É aquela que pode fazê-la viver e sem o exercício da qual difìcilmente poderia justificar-se a sua existência.
Que espécie de fiscalização? Compreendem-se perfeitamente estas duas formas de fiscalização: fiscalização feita num intuito de colaboração e fiscalização feita com espírito de partido.
São duas formas perfeitamente marcadas e diferenciadas, que basta enunciar para o espírito verificar, desde logo, que são diferentes.
A primeira é uma fiscalização em que se diverge da medida, mas pela qual se não procura pròpriamente atingir o Govêrno, autor dessa medida. Procura-se que a medida, seja substituída, sem contudo se entender que é necessário substituir o Govêrno. Pode, em certo momento, marcar-se a tendência para a substituïção do Govêrno ou de um Ministro, mas só quando êle, por actos repetidos, demonstrou não ter suficiente capacidade para governar, porque, de um modo geral, a fiscalização com o intuito de colaboração só quere afastar a medida ou uma certa orientação, sem nenhum empenho em substituir o autor da medida ou da orientação.
A fiscalização com espírito de partido é completamente outra. Então, de um modo geral, pode afirmar-se que todas as medidas são erradas, não por si mesmas, mas pela fonte de que provêm — e eu raciocino dentro da melhor filosofia dos partidos —, pois, por definição, se é o partido contrário ao meu que governa, não é capaz de realizar o interêsse nacional, já que êsse só o meu partido pode realizá-lo!
Mas se fiscalizar com espírito de colaboração é a função essencial da Assemblea, põe-se agora o problema de saber se o conjunto das alterações contidas na proposta tende a tornar eficiente aquela função.
Eu suponho que sim.
Não falo já do alargamento do número de Deputados, que tem sentido; não falo da possibilidade de prorrogar o tempo da duração da Assemblea, que tem sentido; mas falo do aditamento que se pretende ao artigo 91.°, que diz: «apreciar os actos do Govêrno e da Administração».
É evidente que neste aditamento ao texto constitucional só pode haver um sentido: é o de alargar os poderes de fiscalização da Assemblea.
E, Sr.
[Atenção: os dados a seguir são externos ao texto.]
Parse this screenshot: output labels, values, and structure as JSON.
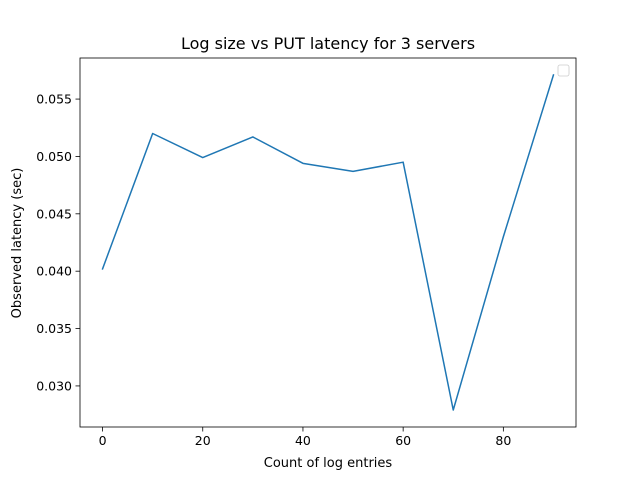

Presidente, digo o mesmo a propósito da instituïção das comissões permanentes e das comissões eventuais. Ninguém dirá que quando a Constituïção prevê a possibilidade de comissões permanentes e eventuais isso não tem o sentido de uma fiscalização mais larga, ninguém dirá que não tem precisamente em vista alargar as suas funções como fiscalizadora da actividade do Govêrno.
Logo na disposição seguinte (artigo 96.°) se prevê a possibilidade de esta fiscalização ser feita por cada um e qualquer dos Deputados individualmente; essa faculdade não está em nada prejudicada. Está, ao contrário, esclarecido que a actividade individual de cada Deputado pode desenvolver-se, e, porventura, deve desenvolver-se, no sentido de uma intensa fiscalização parlamentar. A instituïção das comissões permanentes faz-se precisamente para tornar essa fiscalização mais ampla e consciente: para a tornar mais fácil e eficaz.
Numa proposta que estabelece que o Govêrno tem poder legislativo no mesmo plano em que o tem a Assemblea Nacional, a existência das comissões não tem em vista, é evidente, os pareceres dessas sôbre projectos ou propostas de lei.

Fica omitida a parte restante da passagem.